- Location: Lumezi District, Eastern Province, Zambia
- Nearest city: Lundazi
- Coordinates: 12°20′S 32°15′E﻿ / ﻿12.333°S 32.250°E
- Area: 300 km^{2} (120 sq mi)
- Governing body: Zambia Wildlife Authority

= Luambe National Park =

National park in Zambia

Luambe National Park is located in the Eastern Province of Zambia. The park is situated north-east of the famous South Luangwa National Park, and south of the North Luangwa National Park. Like its neighbours, it is located in the Luangwa River rift valley.

The small park (300 km^{2}) lies on the flat valley bottom, next to the river. The ecoregion at the site is Zambezian and Mopane woodlands, a woodland savanna type more tolerant of the hotter drier conditions at the bottom of the valley than the Miombo woodland savanna which covers most of the country.
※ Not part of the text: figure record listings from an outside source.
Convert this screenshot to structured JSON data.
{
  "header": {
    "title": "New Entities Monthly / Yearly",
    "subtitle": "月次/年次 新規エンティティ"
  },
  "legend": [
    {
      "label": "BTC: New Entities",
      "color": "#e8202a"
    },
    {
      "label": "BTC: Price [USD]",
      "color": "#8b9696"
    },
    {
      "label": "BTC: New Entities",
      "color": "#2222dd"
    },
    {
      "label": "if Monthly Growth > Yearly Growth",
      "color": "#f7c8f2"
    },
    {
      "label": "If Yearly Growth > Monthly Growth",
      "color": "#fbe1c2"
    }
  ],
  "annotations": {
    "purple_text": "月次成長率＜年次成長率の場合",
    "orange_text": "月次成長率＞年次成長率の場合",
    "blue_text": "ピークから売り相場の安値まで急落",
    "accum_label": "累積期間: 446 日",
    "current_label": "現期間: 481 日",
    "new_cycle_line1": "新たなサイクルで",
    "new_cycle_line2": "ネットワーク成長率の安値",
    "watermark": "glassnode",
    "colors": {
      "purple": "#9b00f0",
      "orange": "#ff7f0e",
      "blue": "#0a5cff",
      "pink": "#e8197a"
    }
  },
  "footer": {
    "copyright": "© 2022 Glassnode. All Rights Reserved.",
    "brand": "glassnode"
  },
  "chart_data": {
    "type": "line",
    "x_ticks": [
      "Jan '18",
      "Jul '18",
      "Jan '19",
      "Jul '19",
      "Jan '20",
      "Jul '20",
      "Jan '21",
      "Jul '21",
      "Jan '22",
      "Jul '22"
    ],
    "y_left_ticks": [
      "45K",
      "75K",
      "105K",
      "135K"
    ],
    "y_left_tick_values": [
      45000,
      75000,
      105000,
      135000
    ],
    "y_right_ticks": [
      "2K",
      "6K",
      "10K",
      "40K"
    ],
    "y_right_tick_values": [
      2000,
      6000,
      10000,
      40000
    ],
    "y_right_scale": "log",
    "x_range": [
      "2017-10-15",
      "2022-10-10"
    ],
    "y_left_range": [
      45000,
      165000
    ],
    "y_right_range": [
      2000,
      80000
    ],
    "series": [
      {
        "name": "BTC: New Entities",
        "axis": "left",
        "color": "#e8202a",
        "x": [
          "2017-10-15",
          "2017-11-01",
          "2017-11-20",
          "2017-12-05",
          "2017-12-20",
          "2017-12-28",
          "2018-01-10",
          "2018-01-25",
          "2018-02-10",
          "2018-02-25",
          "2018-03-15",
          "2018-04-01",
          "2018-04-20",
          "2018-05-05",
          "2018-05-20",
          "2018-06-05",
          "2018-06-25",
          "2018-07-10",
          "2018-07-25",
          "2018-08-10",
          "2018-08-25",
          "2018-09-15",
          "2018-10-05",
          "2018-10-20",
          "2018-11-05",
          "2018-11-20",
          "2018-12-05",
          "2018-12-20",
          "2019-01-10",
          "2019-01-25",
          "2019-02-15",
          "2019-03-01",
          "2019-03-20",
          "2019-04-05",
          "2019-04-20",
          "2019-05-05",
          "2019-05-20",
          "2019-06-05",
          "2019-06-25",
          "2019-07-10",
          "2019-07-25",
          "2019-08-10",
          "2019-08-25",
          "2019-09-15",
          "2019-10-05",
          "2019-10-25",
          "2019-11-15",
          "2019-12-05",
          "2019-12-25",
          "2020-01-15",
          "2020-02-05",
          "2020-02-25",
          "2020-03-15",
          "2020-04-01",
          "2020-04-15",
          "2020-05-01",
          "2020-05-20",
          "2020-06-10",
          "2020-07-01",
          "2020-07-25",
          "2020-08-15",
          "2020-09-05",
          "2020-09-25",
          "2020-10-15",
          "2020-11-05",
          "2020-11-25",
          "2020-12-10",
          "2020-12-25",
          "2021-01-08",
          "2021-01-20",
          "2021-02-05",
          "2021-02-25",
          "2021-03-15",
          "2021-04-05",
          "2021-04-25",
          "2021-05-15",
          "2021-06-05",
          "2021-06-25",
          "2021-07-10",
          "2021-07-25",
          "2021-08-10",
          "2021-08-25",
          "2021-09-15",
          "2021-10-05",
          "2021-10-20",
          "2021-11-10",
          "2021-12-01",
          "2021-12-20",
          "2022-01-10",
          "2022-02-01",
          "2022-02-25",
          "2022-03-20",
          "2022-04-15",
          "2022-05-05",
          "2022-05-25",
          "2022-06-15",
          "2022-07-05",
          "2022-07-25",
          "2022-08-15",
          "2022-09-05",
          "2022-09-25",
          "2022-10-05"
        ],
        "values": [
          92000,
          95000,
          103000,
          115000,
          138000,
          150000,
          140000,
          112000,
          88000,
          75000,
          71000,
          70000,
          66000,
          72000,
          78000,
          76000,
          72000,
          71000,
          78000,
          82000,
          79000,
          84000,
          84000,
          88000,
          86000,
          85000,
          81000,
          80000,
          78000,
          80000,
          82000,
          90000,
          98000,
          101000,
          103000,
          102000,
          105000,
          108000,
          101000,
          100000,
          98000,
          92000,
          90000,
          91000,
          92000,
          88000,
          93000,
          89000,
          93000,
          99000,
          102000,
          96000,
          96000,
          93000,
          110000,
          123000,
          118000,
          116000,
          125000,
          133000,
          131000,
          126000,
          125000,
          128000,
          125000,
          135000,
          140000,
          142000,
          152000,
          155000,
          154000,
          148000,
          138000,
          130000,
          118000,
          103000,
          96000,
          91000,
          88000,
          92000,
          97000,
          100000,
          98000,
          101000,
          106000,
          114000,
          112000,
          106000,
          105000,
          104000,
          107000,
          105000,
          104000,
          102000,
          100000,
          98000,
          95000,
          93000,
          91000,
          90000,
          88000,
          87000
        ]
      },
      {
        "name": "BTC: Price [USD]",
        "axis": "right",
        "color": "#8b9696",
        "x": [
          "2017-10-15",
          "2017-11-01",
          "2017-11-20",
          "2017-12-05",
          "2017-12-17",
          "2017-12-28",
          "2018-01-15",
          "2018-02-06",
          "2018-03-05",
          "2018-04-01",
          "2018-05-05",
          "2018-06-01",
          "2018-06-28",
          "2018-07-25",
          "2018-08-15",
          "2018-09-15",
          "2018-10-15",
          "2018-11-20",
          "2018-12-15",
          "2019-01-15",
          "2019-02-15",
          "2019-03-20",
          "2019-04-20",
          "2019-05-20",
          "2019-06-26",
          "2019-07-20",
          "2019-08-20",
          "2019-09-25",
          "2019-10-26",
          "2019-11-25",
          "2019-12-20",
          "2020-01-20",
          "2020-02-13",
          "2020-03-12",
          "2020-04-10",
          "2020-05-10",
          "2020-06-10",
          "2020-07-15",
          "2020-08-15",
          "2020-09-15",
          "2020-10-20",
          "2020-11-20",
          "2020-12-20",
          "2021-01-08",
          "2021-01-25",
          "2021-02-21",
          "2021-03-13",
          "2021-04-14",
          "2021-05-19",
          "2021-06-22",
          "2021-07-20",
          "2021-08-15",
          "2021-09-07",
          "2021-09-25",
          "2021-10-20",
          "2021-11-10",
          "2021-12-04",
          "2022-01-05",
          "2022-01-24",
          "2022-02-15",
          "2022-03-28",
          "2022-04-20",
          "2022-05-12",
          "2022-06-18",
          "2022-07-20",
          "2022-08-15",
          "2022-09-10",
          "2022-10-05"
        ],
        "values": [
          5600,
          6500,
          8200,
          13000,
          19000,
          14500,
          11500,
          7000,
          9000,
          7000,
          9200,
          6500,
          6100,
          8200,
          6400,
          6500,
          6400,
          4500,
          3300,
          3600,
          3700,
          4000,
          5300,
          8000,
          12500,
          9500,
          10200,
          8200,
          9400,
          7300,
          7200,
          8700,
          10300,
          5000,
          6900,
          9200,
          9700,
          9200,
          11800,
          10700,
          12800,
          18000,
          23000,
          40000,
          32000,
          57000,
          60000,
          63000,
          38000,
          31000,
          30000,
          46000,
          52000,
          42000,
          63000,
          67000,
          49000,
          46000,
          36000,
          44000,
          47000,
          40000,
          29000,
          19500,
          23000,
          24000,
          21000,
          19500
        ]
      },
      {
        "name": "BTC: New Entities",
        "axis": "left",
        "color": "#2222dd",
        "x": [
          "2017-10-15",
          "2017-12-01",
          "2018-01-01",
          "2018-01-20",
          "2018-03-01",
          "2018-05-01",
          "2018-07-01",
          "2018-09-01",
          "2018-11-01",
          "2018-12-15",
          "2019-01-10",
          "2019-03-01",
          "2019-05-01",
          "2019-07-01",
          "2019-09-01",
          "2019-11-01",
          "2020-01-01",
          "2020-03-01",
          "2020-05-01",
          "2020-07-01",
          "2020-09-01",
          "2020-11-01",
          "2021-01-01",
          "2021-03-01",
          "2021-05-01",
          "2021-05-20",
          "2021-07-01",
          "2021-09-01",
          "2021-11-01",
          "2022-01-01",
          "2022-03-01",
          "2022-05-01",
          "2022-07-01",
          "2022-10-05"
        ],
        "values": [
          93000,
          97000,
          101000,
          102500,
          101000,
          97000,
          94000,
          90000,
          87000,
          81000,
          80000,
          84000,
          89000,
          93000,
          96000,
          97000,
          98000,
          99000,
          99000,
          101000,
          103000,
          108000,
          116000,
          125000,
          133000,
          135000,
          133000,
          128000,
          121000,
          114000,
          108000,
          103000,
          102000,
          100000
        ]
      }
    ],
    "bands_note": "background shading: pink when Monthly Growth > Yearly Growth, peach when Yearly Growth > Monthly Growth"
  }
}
The elevation is 500–700 metres above sea level. In some places the trees are quite dense, in others they give way to grassland.
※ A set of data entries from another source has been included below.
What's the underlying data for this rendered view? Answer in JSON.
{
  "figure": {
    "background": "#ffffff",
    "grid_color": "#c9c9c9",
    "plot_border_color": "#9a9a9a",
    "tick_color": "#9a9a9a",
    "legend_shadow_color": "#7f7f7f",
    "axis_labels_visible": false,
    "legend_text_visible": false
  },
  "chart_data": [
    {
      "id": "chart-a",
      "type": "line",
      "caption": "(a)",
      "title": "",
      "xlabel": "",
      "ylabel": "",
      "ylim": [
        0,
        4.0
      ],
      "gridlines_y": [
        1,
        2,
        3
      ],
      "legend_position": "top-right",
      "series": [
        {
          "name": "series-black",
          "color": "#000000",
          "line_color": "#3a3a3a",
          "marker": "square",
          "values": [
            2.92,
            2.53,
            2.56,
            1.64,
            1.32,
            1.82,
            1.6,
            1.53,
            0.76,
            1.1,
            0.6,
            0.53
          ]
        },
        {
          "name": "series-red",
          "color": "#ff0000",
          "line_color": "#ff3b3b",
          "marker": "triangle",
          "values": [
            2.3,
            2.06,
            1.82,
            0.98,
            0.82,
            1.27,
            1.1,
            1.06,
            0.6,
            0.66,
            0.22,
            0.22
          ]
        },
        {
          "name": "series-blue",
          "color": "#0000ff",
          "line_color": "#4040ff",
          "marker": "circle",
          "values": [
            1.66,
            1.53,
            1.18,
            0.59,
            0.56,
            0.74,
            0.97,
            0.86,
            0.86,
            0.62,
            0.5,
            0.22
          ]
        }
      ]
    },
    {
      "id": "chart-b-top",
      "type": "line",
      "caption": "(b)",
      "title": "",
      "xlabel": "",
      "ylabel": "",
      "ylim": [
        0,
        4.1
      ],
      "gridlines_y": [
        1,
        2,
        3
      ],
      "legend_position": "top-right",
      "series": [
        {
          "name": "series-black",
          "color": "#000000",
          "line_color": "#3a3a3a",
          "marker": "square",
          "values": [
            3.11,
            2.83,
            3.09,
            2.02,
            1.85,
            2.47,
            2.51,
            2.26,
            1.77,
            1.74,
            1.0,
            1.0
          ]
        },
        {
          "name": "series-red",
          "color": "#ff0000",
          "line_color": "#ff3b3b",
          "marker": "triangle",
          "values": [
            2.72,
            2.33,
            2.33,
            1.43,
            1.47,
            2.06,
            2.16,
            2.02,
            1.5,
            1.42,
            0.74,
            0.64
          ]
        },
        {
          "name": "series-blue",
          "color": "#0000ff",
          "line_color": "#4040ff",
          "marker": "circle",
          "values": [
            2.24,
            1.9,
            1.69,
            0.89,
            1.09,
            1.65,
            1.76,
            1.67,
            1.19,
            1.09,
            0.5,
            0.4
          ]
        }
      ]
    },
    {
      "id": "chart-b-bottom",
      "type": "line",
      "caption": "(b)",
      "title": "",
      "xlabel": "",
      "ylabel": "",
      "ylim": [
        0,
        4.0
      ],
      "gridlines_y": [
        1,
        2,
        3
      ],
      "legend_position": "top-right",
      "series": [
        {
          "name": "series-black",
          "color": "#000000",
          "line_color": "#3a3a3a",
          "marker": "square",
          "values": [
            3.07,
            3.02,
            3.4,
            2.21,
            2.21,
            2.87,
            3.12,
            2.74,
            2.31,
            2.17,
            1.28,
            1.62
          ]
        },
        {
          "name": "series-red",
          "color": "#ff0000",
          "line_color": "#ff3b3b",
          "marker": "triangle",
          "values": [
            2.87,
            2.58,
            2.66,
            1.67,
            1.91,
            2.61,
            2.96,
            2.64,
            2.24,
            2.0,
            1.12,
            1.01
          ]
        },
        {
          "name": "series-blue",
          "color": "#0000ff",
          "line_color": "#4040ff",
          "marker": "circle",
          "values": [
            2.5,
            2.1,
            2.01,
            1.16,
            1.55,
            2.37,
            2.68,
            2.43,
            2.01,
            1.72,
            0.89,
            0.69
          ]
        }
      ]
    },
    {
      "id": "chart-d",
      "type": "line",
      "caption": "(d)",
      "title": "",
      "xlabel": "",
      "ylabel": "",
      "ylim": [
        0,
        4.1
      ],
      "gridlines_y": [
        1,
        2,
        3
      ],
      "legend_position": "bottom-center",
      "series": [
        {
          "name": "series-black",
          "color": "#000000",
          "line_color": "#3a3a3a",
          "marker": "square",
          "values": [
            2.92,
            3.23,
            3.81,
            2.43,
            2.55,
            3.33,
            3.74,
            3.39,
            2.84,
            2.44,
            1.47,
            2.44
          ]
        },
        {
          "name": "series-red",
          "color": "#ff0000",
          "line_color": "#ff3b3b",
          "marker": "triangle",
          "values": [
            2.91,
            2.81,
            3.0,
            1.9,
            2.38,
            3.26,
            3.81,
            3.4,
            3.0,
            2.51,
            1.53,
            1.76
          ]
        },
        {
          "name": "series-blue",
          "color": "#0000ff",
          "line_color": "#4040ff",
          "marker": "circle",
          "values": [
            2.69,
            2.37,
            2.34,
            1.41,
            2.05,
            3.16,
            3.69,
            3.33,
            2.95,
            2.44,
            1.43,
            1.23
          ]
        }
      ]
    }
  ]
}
The life force of the Luangwa Valley is the Luangwa River. In the rainy season it floods and as it recedes, lagoons remain at the side of the main channel. The river does not dry up completely at Luambe but by the end of the dry season flows are reduced to a trickle. The river scene changes through the year according to the water level, which changes the topography of its banks and floodplain. This combination of water and land has created a very special ecosystem. In Luambe, there are numerous lagoons, which are visited by animals and birds in the dry season and which promote biodiversity.

Luambe National Park was unfunded until 1999. As a consequence, excessive poaching led to a drastic decline in wildlife. Only a few shy animals remained. Luangwa-Wilderness e.V., a non-profit association, aims to help with the preservation and rebuilding of the park. This is done in close cooperation with the Zambia Wildlife Authority (ZAWA) and with the involvement of local communities.
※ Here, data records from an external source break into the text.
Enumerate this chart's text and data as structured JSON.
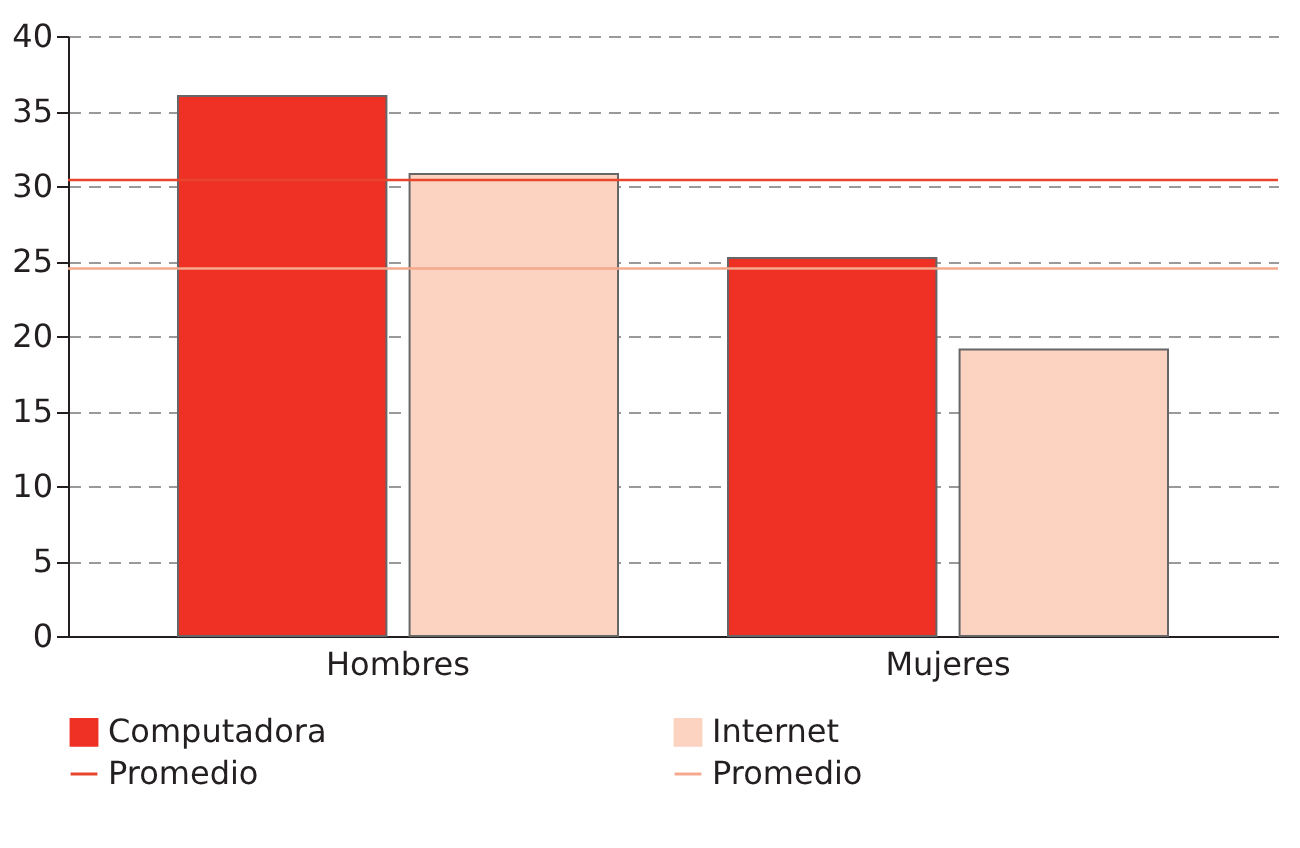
{
  "chart_data": {
    "type": "bar",
    "categories": [
      "Hombres",
      "Mujeres"
    ],
    "series": [
      {
        "name": "Computadora",
        "color": "#ee3124",
        "values": [
          36,
          25.2
        ]
      },
      {
        "name": "Internet",
        "color": "#fcd3c1",
        "values": [
          30.8,
          19.1
        ]
      }
    ],
    "ref_lines": [
      {
        "axis": "y",
        "value": 30.4,
        "label": "Promedio",
        "color": "#e8452c"
      },
      {
        "axis": "y",
        "value": 24.5,
        "label": "Promedio",
        "color": "#f4a98c"
      }
    ],
    "ylim": [
      0,
      40
    ],
    "yticks": [
      0,
      5,
      10,
      15,
      20,
      25,
      30,
      35,
      40
    ],
    "grid": "y",
    "legend": "bottom"
  }
}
Lessons learnt from the neighbouring North Luangwa National Park, through work undertaken by the Frankfurt Zoological Society, illustrated how animal populations can be boosted with appropriate management and planning. In the last three years, the building of a lodge in Luambe National Park has already aided a good recovery and improvement in wildlife numbers.

The overall aim is that the Luambe National Park will be managed by Zambians in the future and will be open to tourism with the sole aim to preserve a unique part of Africa. Longer term, plans exist to establish corridors between the northern and southern parks, as happens in the Great Limpopo Transfrontier Park, consisting of the Limpopo National Park (Mozambique), Kruger National Park (South Africa) and Gonarezhou National Park (Zimbabwe).